Les salarié·es de la filière des énergies renouvelables appellent à une mobilisation nationale ce mardi 10 février, de 11 heures à 15 heures, devant l’Assemblée nationale à Paris et devant l’Hôtel de préfecture à Montpellier. À travers cette action, ils entendent dénoncer la multiplication des suppressions d’emplois et l’absence de cap politique clair sur la transition énergétique.

La filière des énergies renouvelables représente aujourd’hui près de 118 000 emplois directs et indirects en France. Ces emplois couvrent l’ensemble de la chaîne de valeur : conception, développement, construction, exploitation et maintenance des installations, mais aussi activités industrielles, bureaux d’études et sites de production répartis sur l’ensemble du territoire. Les renouvelables constituent ainsi un pilier industriel et stratégique du système énergétique français, aux côtés des autres sources d’énergie décarbonée.

Selon les signataires du communiqué, cette filière est aujourd’hui fragilisée par une incertitude politique persistante. Les reports répétés de la Programmation pluriannuelle de l’énergie (PPE), les décisions jugées erratiques et les signaux contradictoires envoyés par les pouvoirs publics ont déjà des conséquences concrètes : plans de sauvegarde de l’emploi, suppressions de postes, gels de recrutements, fermetures d’usines et désorganisation industrielle. Derrière ces évolutions, ce sont des salarié·es et des familles confronté·es à l’instabilité et, parfois, à la précarité.
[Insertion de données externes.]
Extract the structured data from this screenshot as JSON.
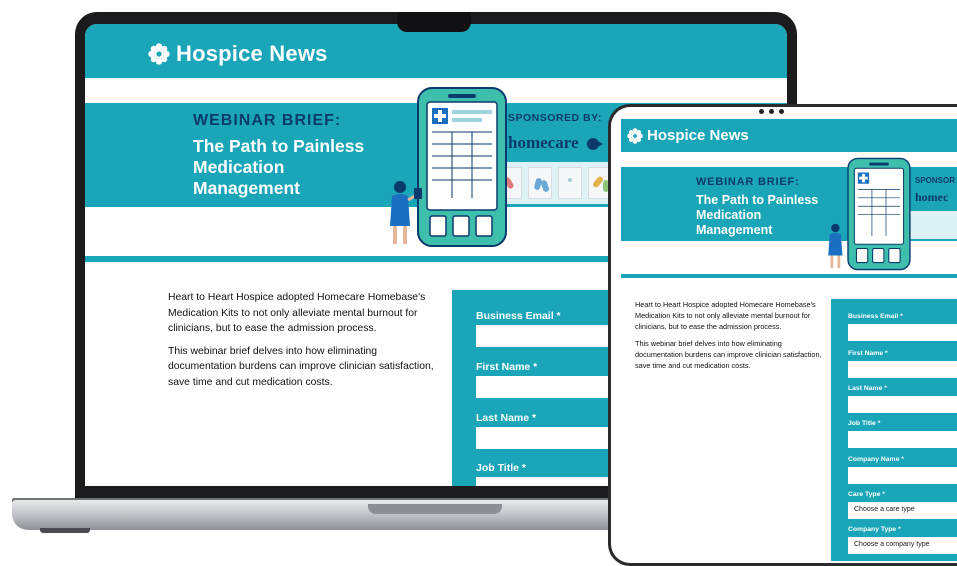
{
  "colors": {
    "brand_teal": "#1aa6b8",
    "navy": "#0b3a6e",
    "white": "#ffffff"
  },
  "laptop": {
    "brand": "Hospice News",
    "kicker": "WEBINAR BRIEF:",
    "title": "The Path to Painless Medication Management",
    "sponsor_label": "SPONSORED BY:",
    "sponsor_logo": "homecare",
    "body": [
      "Heart to Heart Hospice adopted Homecare Homebase's Medication Kits to not only alleviate mental burnout for clinicians, but to ease the admission process.",
      "This webinar brief delves into how eliminating documentation burdens can improve clinician satisfaction, save time and cut medication costs."
    ],
    "form": {
      "email_label": "Business Email *",
      "first_label": "First Name *",
      "last_label": "Last Name *",
      "job_label": "Job Title *"
    }
  },
  "tablet": {
    "brand": "Hospice News",
    "kicker": "WEBINAR BRIEF:",
    "title": "The Path to Painless Medication Management",
    "sponsor_label": "SPONSOR",
    "sponsor_logo": "homec",
    "body": [
      "Heart to Heart Hospice adopted Homecare Homebase's Medication Kits to not only alleviate mental burnout for clinicians, but to ease the admission process.",
      "This webinar brief delves into how eliminating documentation burdens can improve clinician satisfaction, save time and cut medication costs."
    ],
    "form": {
      "email_label": "Business Email *",
      "first_label": "First Name *",
      "last_label": "Last Name *",
      "job_label": "Job Title *",
      "company_label": "Company Name *",
      "care_label": "Care Type *",
      "care_value": "Choose a care type",
      "company_type_label": "Company Type *",
      "company_type_value": "Choose a company type"
    }
  },
  "icons": [
    "flower-logo-icon",
    "phone-illustration-icon",
    "person-illustration-icon",
    "pill-kit-icon"
  ]
}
Les représentant·es des salarié·es estiment que cette situation n’a rien d’inéluctable. Elle serait le résultat de choix politiques de court terme et d’un manque de visibilité durable. Ils rappellent qu’aucune filière industrielle ne peut investir, innover ou recruter sans trajectoire claire, sans stabilité des investissements et sans programmation crédible à la hauteur des enjeux, alors même que la France reste en retard sur ses objectifs de décarbonation et fortement dépendante des importations d’énergies fossiles.

Le communiqué souligne également que le consensus scientifique est sans ambiguïté : sans un développement massif de l’éolien, du solaire et du stockage, les objectifs climatiques ne pourront être atteints. Remettre en cause ces filières relèverait, selon les signataires, d’une approche idéologique déconnectée des faits.
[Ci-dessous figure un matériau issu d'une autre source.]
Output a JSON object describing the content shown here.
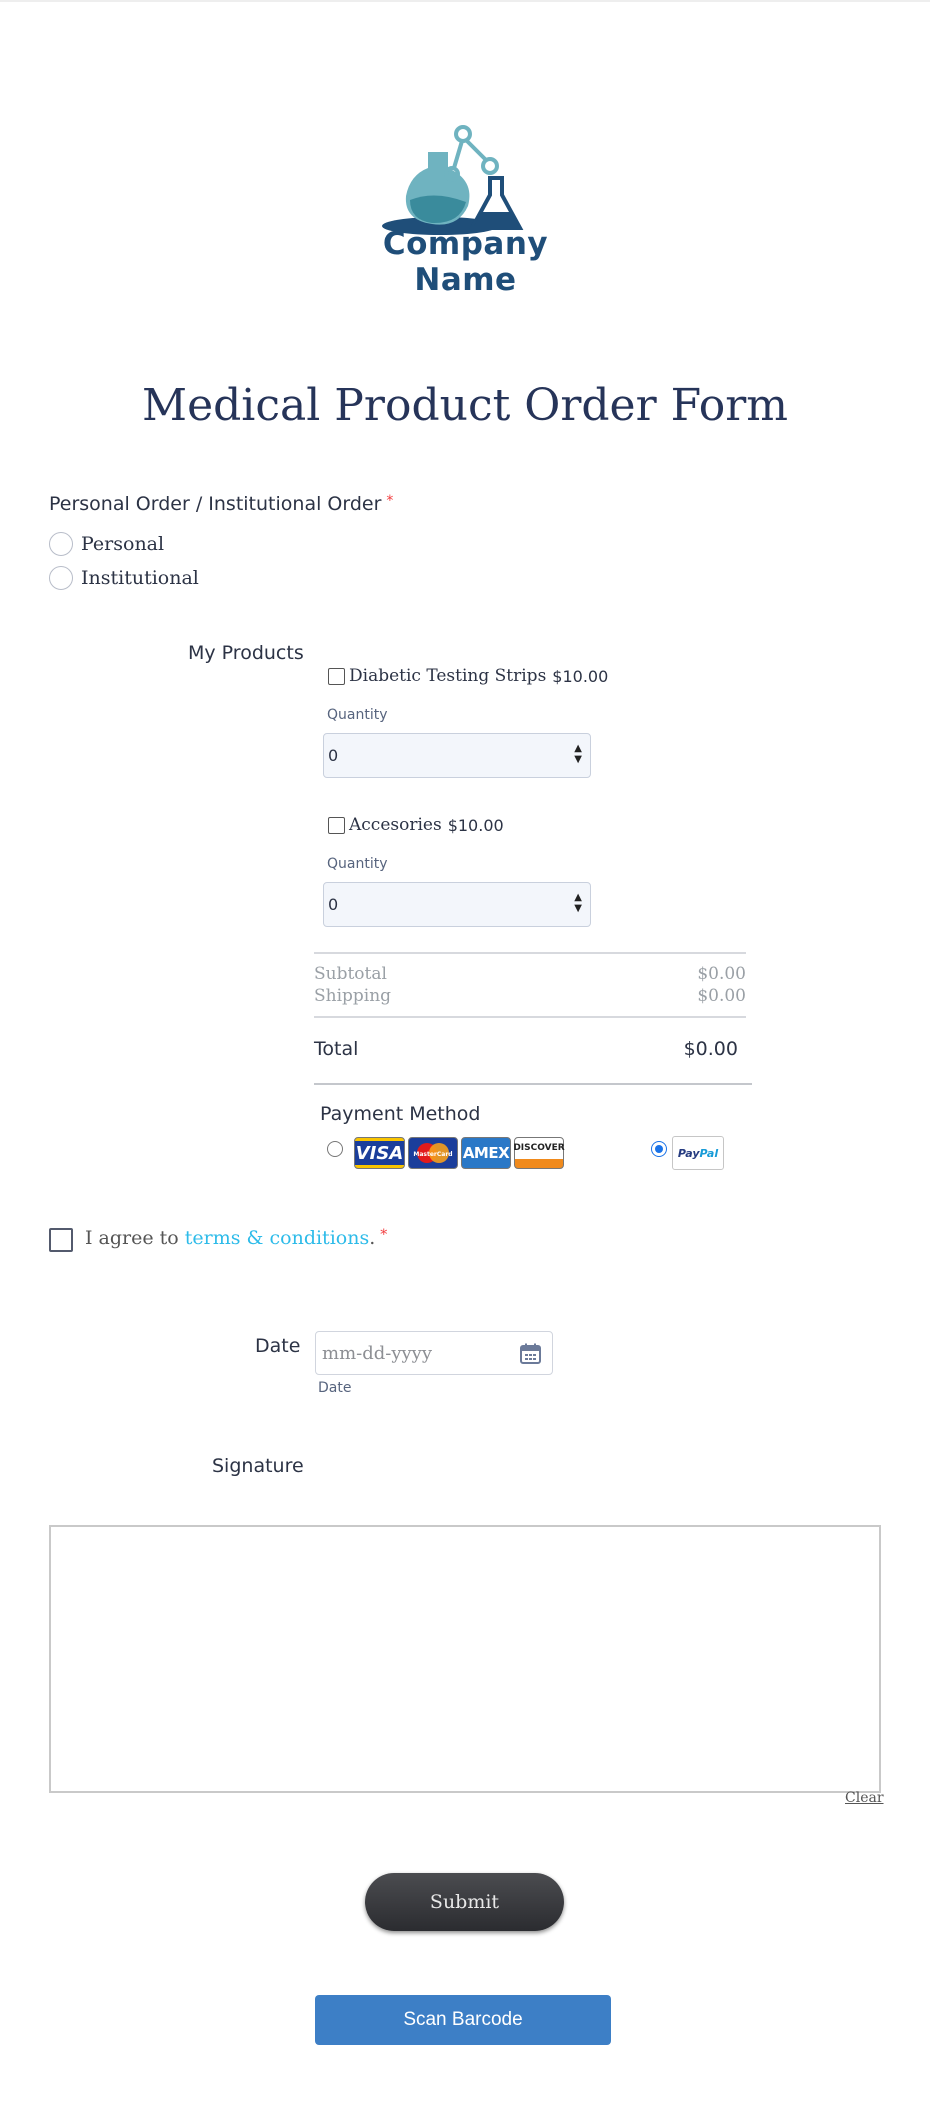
{
  "logo": {
    "company_name": "Company Name",
    "icon": "lab-flasks-logo"
  },
  "form": {
    "title": "Medical Product Order Form"
  },
  "order_type": {
    "label": "Personal Order / Institutional Order",
    "required_mark": "*",
    "options": [
      "Personal",
      "Institutional"
    ]
  },
  "products": {
    "label": "My Products",
    "items": [
      {
        "name": "Diabetic Testing Strips",
        "price": "$10.00",
        "quantity_label": "Quantity",
        "quantity": "0",
        "checked": false
      },
      {
        "name": "Accesories",
        "price": "$10.00",
        "quantity_label": "Quantity",
        "quantity": "0",
        "checked": false
      }
    ],
    "subtotal_label": "Subtotal",
    "subtotal_value": "$0.00",
    "shipping_label": "Shipping",
    "shipping_value": "$0.00",
    "total_label": "Total",
    "total_value": "$0.00"
  },
  "payment": {
    "label": "Payment Method",
    "cards": [
      "VISA",
      "MasterCard",
      "AMEX",
      "DISCOVER"
    ],
    "paypal_pay": "Pay",
    "paypal_pal": "Pal",
    "selected": "paypal"
  },
  "terms": {
    "prefix": "I agree to",
    "link": "terms & conditions",
    "suffix": ".",
    "required_mark": "*"
  },
  "date": {
    "label": "Date",
    "placeholder": "mm-dd-yyyy",
    "sublabel": "Date"
  },
  "signature": {
    "label": "Signature",
    "clear_label": "Clear"
  },
  "buttons": {
    "submit": "Submit",
    "scan": "Scan Barcode"
  },
  "colors": {
    "title": "#263459",
    "accent_link": "#2dbbe9",
    "required": "#f23a3c",
    "scan_button": "#3d7fc6",
    "submit_button": "#2b2c30"
  }
}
À l’occasion de cette mobilisation, les salarié·es des énergies renouvelables formulent plusieurs revendications majeures :

  • la définition d’une véritable stratégie industrielle, permettant de préserver et de créer des emplois durables;
  • l’affirmation d’un cap politique clair et assumé sur la transition énergétique;
  • l’adoption d’une Programmation pluriannuelle de l’énergie ambitieuse, stable et cohérente;
  • une visibilité à long terme, notamment à travers la continuité des appels d’offres et des investissements.

L’appel est soutenu par de nombreux comités sociaux et économiques (CSE) d’entreprises de la filière. Les organisateurs invitent l’ensemble des salarié·es, des acteurs économiques, des élu·es et des citoyen·nes engagés pour le climat et l’emploi à rejoindre cette mobilisation.

« L’avenir énergétique de la France se décide maintenant », concluent-ils, appelant à faire de la transition énergétique un projet industriel, social et climatique cohérent et durable.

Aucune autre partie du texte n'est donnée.